2506. Count Pairs Of Similar Strings

Problem

You are given a 0-indexed string array words.

Two strings are similar if they consist of the same characters.

For example, "abca" and "cba" are similar since both consist of characters 'a', 'b', and 'c'.
However, "abacba" and "bcfd" are not similar since they do not consist of the same characters.

Return the number of pairs (i, j) such that 0 <= i < j <= word.length - 1 and the two strings words[i] and words[j] are similar.

https://leetcode.cn/problems/count-pairs-of-similar-strings/

Example 1:

Input: words = ["aba","aabb","abcd","bac","aabc"]
Output: 2
Explanation: There are 2 pairs that satisfy the conditions:

i = 0 and j = 1 : both words[0] and words[1] only consist of characters 'a' and 'b'.

i = 3 and j = 4 : both words[3] and words[4] only consist of characters 'a', 'b', and 'c'.

Example 2:

Input: words = ["aabb","ab","ba"]
Output: 3
Explanation: There are 3 pairs that satisfy the conditions:

i = 0 and j = 1 : both words[0] and words[1] only consist of characters 'a' and 'b'.

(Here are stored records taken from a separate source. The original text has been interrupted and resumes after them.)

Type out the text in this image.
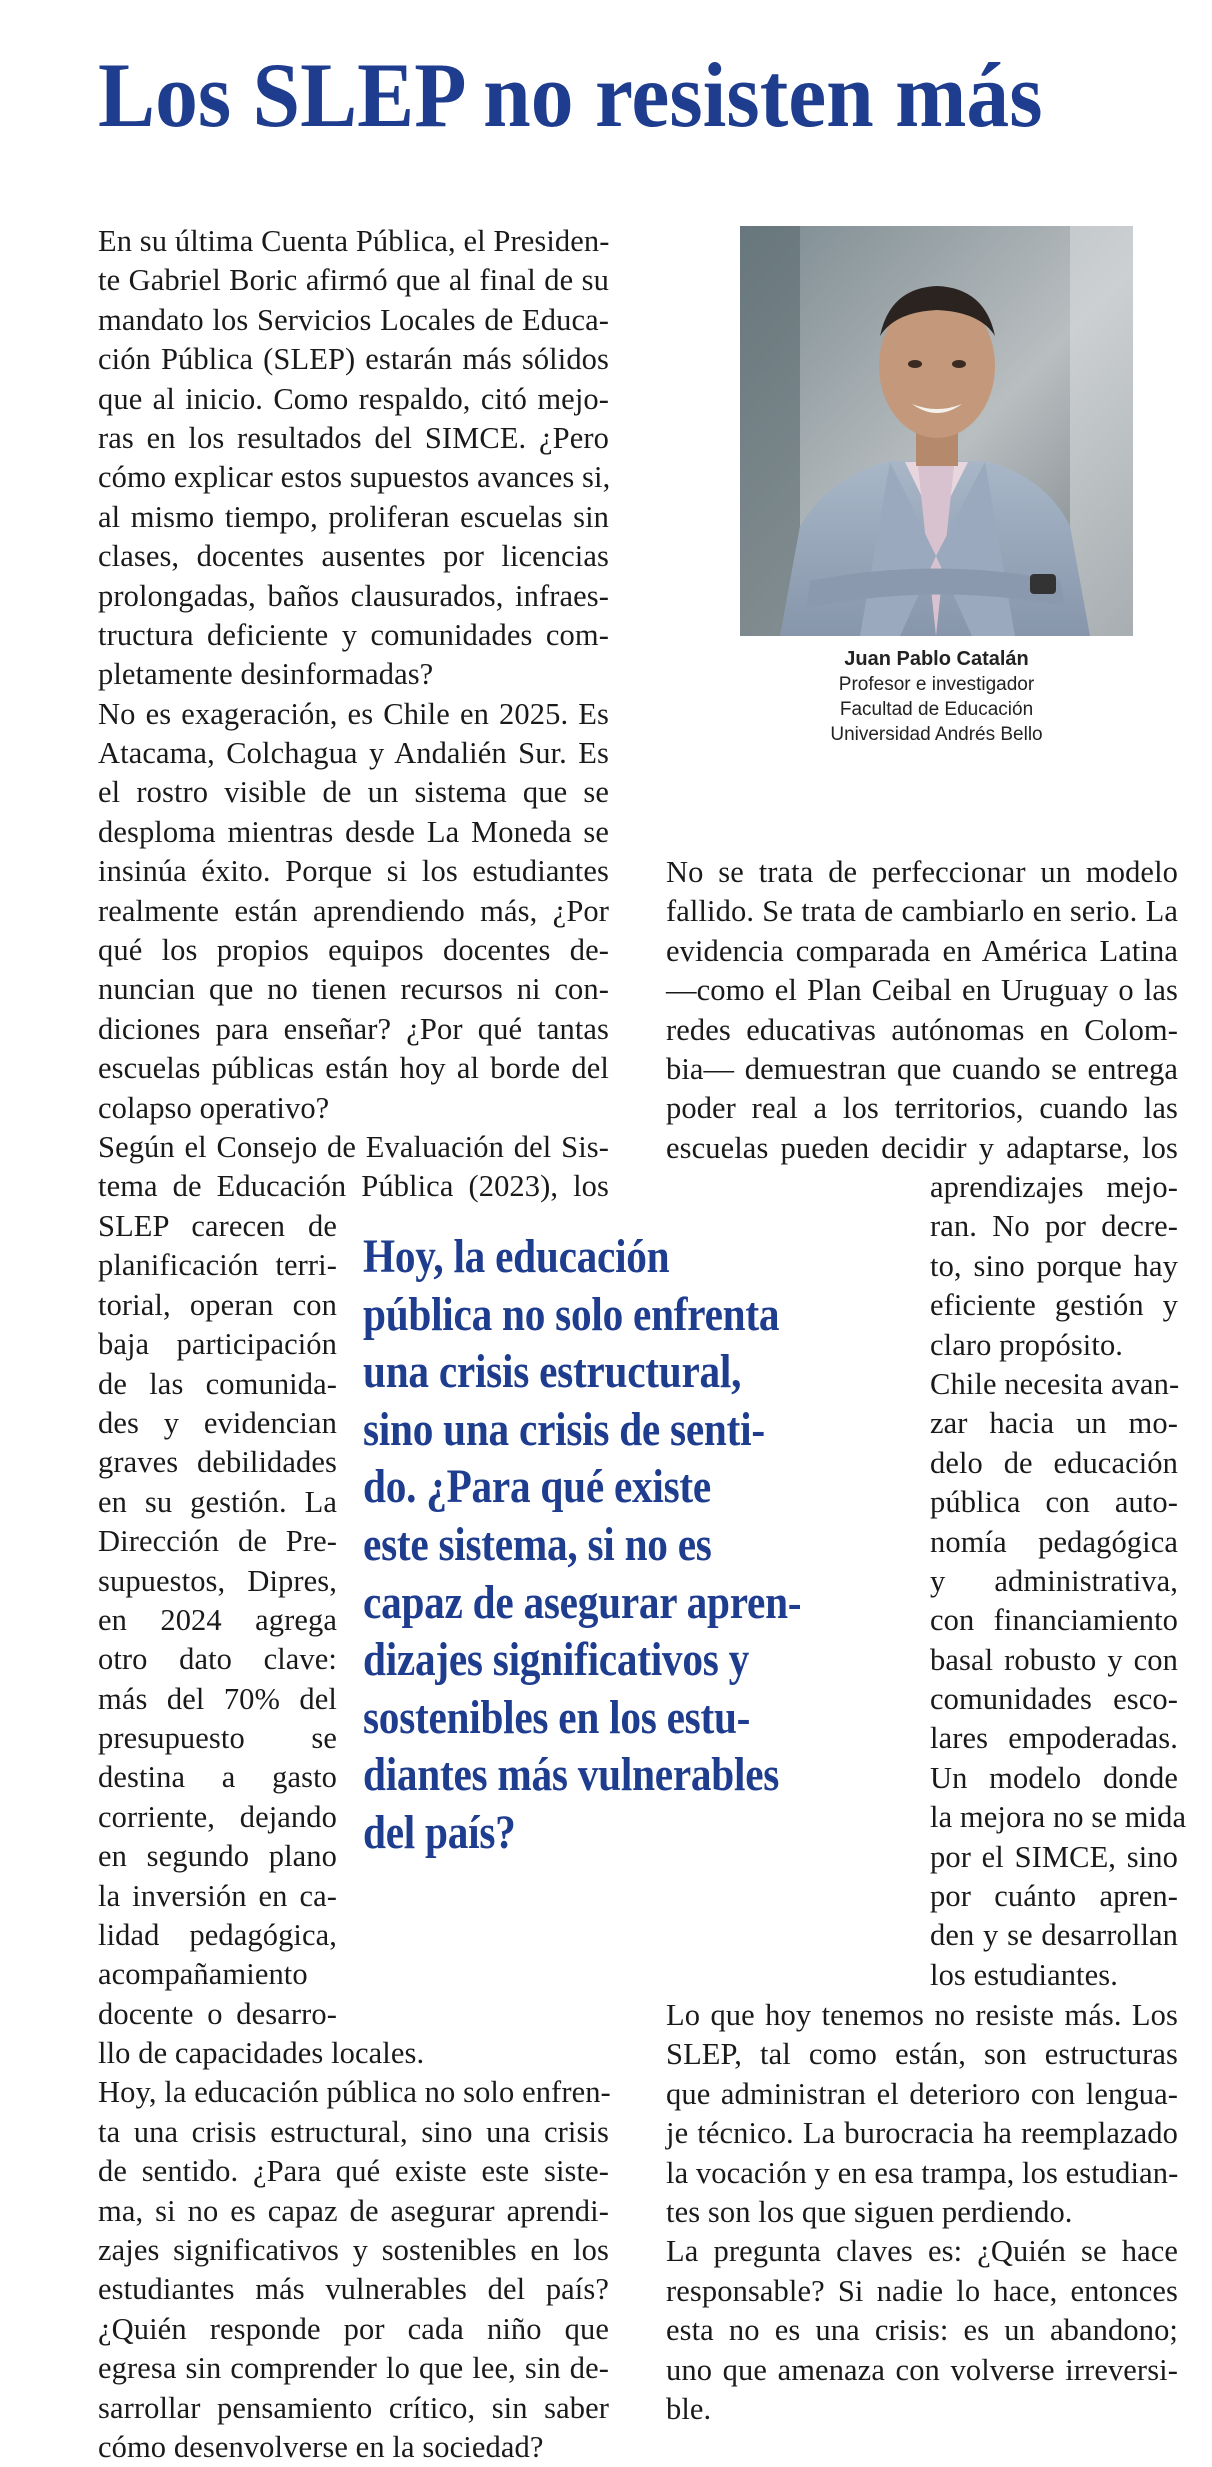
Los SLEP no resisten más
Juan Pablo Catalán
Profesor e investigador
Facultad de Educación
Universidad Andrés Bello
En su última Cuenta Pública, el Presiden-
te Gabriel Boric afirmó que al final de su
mandato los Servicios Locales de Educa-
ción Pública (SLEP) estarán más sólidos
que al inicio. Como respaldo, citó mejo-
ras en los resultados del SIMCE. ¿Pero
cómo explicar estos supuestos avances si,
al mismo tiempo, proliferan escuelas sin
clases, docentes ausentes por licencias
prolongadas, baños clausurados, infraes-
tructura deficiente y comunidades com-
pletamente desinformadas?
No es exageración, es Chile en 2025. Es
Atacama, Colchagua y Andalién Sur. Es
el rostro visible de un sistema que se
desploma mientras desde La Moneda se
insinúa éxito. Porque si los estudiantes
realmente están aprendiendo más, ¿Por
qué los propios equipos docentes de-
nuncian que no tienen recursos ni con-
diciones para enseñar? ¿Por qué tantas
escuelas públicas están hoy al borde del
colapso operativo?
Según el Consejo de Evaluación del Sis-
tema de Educación Pública (2023), los
SLEP carecen de
planificación terri-
torial, operan con
baja participación
de las comunida-
des y evidencian
graves debilidades
en su gestión. La
Dirección de Pre-
supuestos, Dipres,
en 2024 agrega
otro dato clave:
más del 70% del
presupuesto se
destina a gasto
corriente, dejando
en segundo plano
la inversión en ca-
lidad pedagógica,
acompañamiento
docente o desarro-
llo de capacidades locales.
Hoy, la educación pública no solo enfren-
ta una crisis estructural, sino una crisis
de sentido. ¿Para qué existe este siste-
ma, si no es capaz de asegurar aprendi-
zajes significativos y sostenibles en los
estudiantes más vulnerables del país?
¿Quién responde por cada niño que
egresa sin comprender lo que lee, sin de-
sarrollar pensamiento crítico, sin saber
cómo desenvolverse en la sociedad?
No se trata de perfeccionar un modelo
fallido. Se trata de cambiarlo en serio. La
evidencia comparada en América Latina
—como el Plan Ceibal en Uruguay o las
redes educativas autónomas en Colom-
bia— demuestran que cuando se entrega
poder real a los territorios, cuando las
escuelas pueden decidir y adaptarse, los
aprendizajes mejo-
ran. No por decre-
to, sino porque hay
eficiente gestión y
claro propósito.
Chile necesita avan-
zar hacia un mo-
delo de educación
pública con auto-
nomía pedagógica
y administrativa,
con financiamiento
basal robusto y con
comunidades esco-
lares empoderadas.
Un modelo donde
la mejora no se mida
por el SIMCE, sino
por cuánto apren-
den y se desarrollan
los estudiantes.
Lo que hoy tenemos no resiste más. Los
SLEP, tal como están, son estructuras
que administran el deterioro con lengua-
je técnico. La burocracia ha reemplazado
la vocación y en esa trampa, los estudian-
tes son los que siguen perdiendo.
La pregunta claves es: ¿Quién se hace
responsable? Si nadie lo hace, entonces
esta no es una crisis: es un abandono;
uno que amenaza con volverse irreversi-
ble.
Hoy, la educación
pública no solo enfrenta
una crisis estructural,
sino una crisis de senti-
do. ¿Para qué existe
este sistema, si no es
capaz de asegurar apren-
dizajes significativos y
sostenibles en los estu-
diantes más vulnerables
del país?
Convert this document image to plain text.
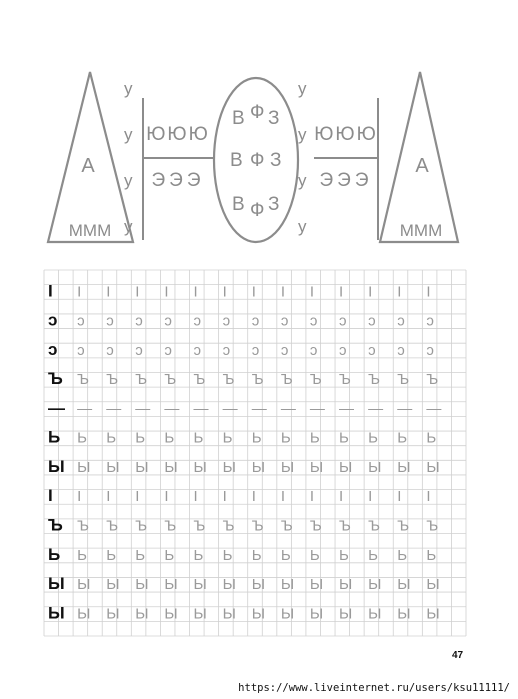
А
МММ
у
у
у
у
ЮЮЮ
ЭЭЭ
В Ф З
В Ф З
В Ф З
у
у
у
у
ЮЮЮ
ЭЭЭ
А
МММ
I I I I I I I I I I I I I I
ɔ ɔ ɔ ɔ ɔ ɔ ɔ ɔ ɔ ɔ ɔ ɔ ɔ ɔ
ɔ ɔ ɔ ɔ ɔ ɔ ɔ ɔ ɔ ɔ ɔ ɔ ɔ ɔ
Ъ Ъ Ъ Ъ Ъ Ъ Ъ Ъ Ъ Ъ Ъ Ъ Ъ Ъ
— — — — — — — — — — — — — —
Ь Ь Ь Ь Ь Ь Ь Ь Ь Ь Ь Ь Ь Ь
Ы Ы Ы Ы Ы Ы Ы Ы Ы Ы Ы Ы Ы Ы
I I I I I I I I I I I I I I
Ъ Ъ Ъ Ъ Ъ Ъ Ъ Ъ Ъ Ъ Ъ Ъ Ъ Ъ
Ь Ь Ь Ь Ь Ь Ь Ь Ь Ь Ь Ь Ь Ь
Ы Ы Ы Ы Ы Ы Ы Ы Ы Ы Ы Ы Ы Ы
Ы Ы Ы Ы Ы Ы Ы Ы Ы Ы Ы Ы Ы Ы
47
https://www.liveinternet.ru/users/ksu11111/
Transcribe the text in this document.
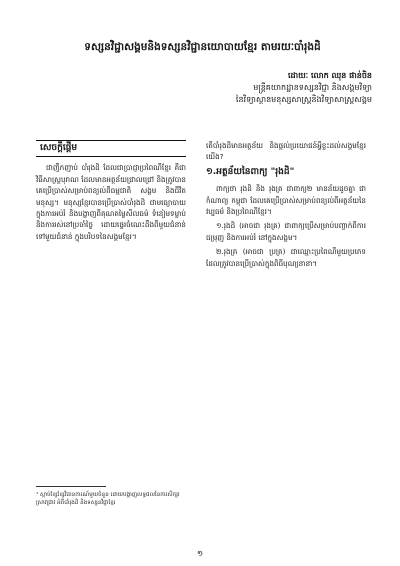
ទស្សនវិជ្ជាសង្គមនិងទស្សនវិជ្ជានយោបាយខ្មែរ តាមរយៈបាំរុងដិ
ដោយៈ លោក ឈុន ផាន់ចិន
មន្ត្រីគយាកដ្ឋានទស្សនវិជ្ជា និងសង្គមវិទ្យា
នៃវិទ្យាស្ថានមនុស្សសាស្ត្រនិងវិទ្យាសាស្ត្រសង្គម
សេចក្ដីផ្ដើម

ជាញឹកញាប់ បាំរុងដិ ដែលជាប្រាជ្ញាប្រពៃណីខ្មែរ គឺជាវិធីសាស្ត្របុរាណ ដែលមានអត្ថន័យជ្រាលជ្រៅ និងត្រូវបានគេប្រើប្រាស់សម្រាប់ពន្យល់ពីធម្មជាតិ សង្គម និងជីវិតមនុស្ស។ មនុស្សខ្មែរបានប្រើប្រាស់បាំរុងដិ ជាមធ្យោបាយក្នុងការអប់រំ និងបង្ហាញពីគុណតម្លៃសីលធម៌ ទំនៀមទម្លាប់ និងការរស់នៅប្រចាំថ្ងៃ ដោយផ្ទេរចំណេះដឹងពីមួយជំនាន់ទៅមួយជំនាន់ ក្នុងបរិបទនៃសង្គមខ្មែរ។

តើបាំរុងដិមានអត្ថន័យ និងផ្ដល់ប្រយោជន៍អ្វីខ្លះដល់សង្គមខ្មែរយើង?

១.អត្ថន័យនៃពាក្យ "រុងដិ"

ពាក្យថា រុងដិ និង រុងគ្រ ជាពាក្យ២ មានន័យដូចគ្នា ជាកំណាព្យ កម្ពុជា ដែលគេប្រើប្រាស់សម្រាប់ពន្យល់ពីអត្ថន័យនៃវប្បធម៌ និងប្រពៃណីខ្មែរ។

១.រុងដិ (អាចជា រុងគ្រ) ជាពាក្យប្រើសម្រាប់បញ្ជាក់ពីការជម្រុញ និងការអប់រំ នៅក្នុងសង្គម។

២.រុងគ្រ (អាចជា ប្រគ្រ) ជាឈ្មោះប្រពៃណីមួយប្រភេទ ដែលត្រូវបានប្រើប្រាស់ក្នុងពិធីបុណ្យនានា។

¹ ស្ដាប់ខ្សែខ្សែវិធានការណ៍មួយចំនួន ដោយបង្ហាញលទ្ធផលនៃការសិក្សាស្រាវជ្រាវ អំពីបាំរុងដិ និងទស្សនវិជ្ជាខ្មែរ
១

i = 0 and j = 2 : both words[0] and words[2] only consist of characters 'a' and 'b'.

i = 1 and j = 2 : both words[1] and words[2] only consist of characters 'a' and 'b'.

Example 3:

Input: words = ["nba","cba","dba"]
Output: 0
Explanation: Since there does not exist any pair that satisfies the conditions, we return 0.

Constraints:

1 <= words.length <= 100
1 <= words[i].length <= 100
words[i] consist of only lowercase English letters.

Test Cases

1 2	class Solution: def similarPairs(self, words: List[str]) -> int:

solution_test.py

import pytest

from solution import Solution


@pytest.mark.parametrize('words, expected', [
    (["aba","aabb","abcd","bac","aabc"], 2),
    (["aabb","ab","ba"], 3),
    (["nba","cba","dba"], 0),
])
@pytest.mark.parametrize('sol', [Solution()])
def test_solution(sol, words, expected):
    assert sol.similarPairs(words) == expected

Thoughts

对 words 中的单词按照每个单词的构成字符分组，具有相同构成字符的单词放到同一组。设这一组有 m 个单词，那么这一组单词对结果的贡献值为 m * (m - 1) / 2。

分组的时候用字典，value 只需要记录该组内单词的个数，key 可以有多种选择，比如通过 hash set 得到单词中各不相同的所有字符，然后排序，用元组或者拼成字符串；Python 中还可以直接用 frozenset。字典的 key 必需用不可变的值（immutable）。

时间复杂度 O(n * W)，空间复杂度 O(n)，其中 W 是单词的长度。

Code

solution.py

from collections import defaultdict


class Solution:
    def similarPairs(self, words: list[str]) -> int:
        counts: dict[tuple[str], int] = defaultdict(int) # sorted chars -> count
        for word in words:
            chars = tuple(sorted(set(word)))
            counts[chars] += 1

        total = 0
        for count in counts.values():
            total += count * (count - 1) // 2

        return total